Six hundred years before Columbus came to the Americas, the Vikings were already raping and pillaging the local Indians. During one of their usual plunder parties, the Vikings left behind a small boy. The Indians, believing the boy to be part of a prophecy, took him in and raised him as their own. Now named Ghost (Karl Urban), the boy has grown into manhood and become skilled in both the ways of the Indians and the Vikings. His ultimate test awaits him as the Viking marauders return to finish what they started. Lead by the towering horrorshow Gunnar (Clancy Brown), the Vikings begin to ruthlessly destroy everything Ghost holds dear, until he is the only one left who can stop them.
“Pathfinder” is light on story, characters and dialogue but heavy on action, carnage and bloodshed. That right there should tell you everything you need to know about this film. “Pathfinder” seems to have aspirations of becoming the next “300”, or at least riding on the wave of its popularity. While it shares similarities in spirit to the recent Frank Miller film, it does everything about half as good.
“Pathfinder” is a movie that relies almost entirely on its action sequences, which is a bit of a problem, since so much of the action in this film is both derivative and confusing. With all the shaky cam effects, muddy atmosphere, dim lighting, snow, rain and quick cuts I’m left unsure if I’m watching a bunch of Vikings and Indians going at it or that video from “The Ring”. When the action sequences aren’t so over-garnished with “style” that you can actually make out what’s going on, it’s all a bit “meh”. It’s nothing you haven’t seen before, seen recently, or seen done better.
Every cloud has its silver lining, though.
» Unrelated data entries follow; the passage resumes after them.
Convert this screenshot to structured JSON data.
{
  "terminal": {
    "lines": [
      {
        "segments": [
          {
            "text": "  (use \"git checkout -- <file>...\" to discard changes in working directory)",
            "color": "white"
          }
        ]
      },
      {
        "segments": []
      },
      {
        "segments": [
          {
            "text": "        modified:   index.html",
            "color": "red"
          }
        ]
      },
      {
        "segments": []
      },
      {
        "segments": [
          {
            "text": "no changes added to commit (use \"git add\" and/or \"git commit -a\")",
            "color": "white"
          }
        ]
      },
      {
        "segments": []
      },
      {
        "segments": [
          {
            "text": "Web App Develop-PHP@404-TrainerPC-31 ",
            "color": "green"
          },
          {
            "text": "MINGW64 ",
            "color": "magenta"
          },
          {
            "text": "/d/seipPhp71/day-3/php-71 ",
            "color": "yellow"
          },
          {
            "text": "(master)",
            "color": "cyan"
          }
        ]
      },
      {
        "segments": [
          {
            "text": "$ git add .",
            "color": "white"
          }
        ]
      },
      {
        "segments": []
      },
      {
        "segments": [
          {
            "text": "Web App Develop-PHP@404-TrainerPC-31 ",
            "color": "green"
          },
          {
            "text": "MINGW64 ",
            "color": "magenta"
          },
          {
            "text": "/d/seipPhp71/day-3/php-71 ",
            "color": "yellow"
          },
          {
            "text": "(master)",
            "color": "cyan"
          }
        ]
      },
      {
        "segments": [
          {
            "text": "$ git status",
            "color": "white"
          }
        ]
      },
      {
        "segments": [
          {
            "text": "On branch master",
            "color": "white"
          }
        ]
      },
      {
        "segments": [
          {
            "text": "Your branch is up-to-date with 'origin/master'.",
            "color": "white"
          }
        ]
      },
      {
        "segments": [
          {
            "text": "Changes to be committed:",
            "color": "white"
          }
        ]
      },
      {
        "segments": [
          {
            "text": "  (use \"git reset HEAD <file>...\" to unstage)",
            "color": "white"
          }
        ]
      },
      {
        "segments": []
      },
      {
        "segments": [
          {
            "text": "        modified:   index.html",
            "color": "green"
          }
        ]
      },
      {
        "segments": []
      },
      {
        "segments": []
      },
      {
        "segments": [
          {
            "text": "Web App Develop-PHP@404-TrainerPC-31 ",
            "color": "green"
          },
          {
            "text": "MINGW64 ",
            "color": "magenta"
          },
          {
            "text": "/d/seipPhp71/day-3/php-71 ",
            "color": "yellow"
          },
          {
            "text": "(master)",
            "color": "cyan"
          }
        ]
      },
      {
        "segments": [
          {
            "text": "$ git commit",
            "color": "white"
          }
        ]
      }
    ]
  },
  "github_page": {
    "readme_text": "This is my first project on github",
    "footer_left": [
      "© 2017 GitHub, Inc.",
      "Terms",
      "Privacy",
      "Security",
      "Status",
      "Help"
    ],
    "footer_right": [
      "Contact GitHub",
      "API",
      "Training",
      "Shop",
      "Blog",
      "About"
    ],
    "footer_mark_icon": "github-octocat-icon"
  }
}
Historically accurate or not, the way they portrayed the Vikings was quite good. They’re presented more like the Orcs from “Lord of the Rings”: vile, grotesque, blood-thirsty monsters. Thanks to the dim lighting and murky atmosphere, you can’t see their faces beneath their helmets the majority of the time, leaving them with a very demonic and inhuman presence. This does have its drawbacks, I must confess. Because of this technique, none of the Vikings are distinguishable from one another. I was only able to tell Gunnar apart from the rest of the horn-headed mob because I could recognize his voice (the guy is Mr. Krabs on “Spongebob Squarepants”, after all).
And speaking of Clancy Brown, he was my favorite thing about this movie. The guy’s fantastic, both on screen and behind the mike, and while Gunnar may not have been the deepest villain in cinematic history, Brown brought him to life with tremendous success. It made me nostalgic for “Highlander” all through the film.
Despite a fine performance from Clancy Brown and a few inspired effects, “Pathfinder” is mostly just a mess. Rent it if you want to see something that’s “kinda like ‘300’ only not as good”, but don’t waste your $10 bucks on a ticket.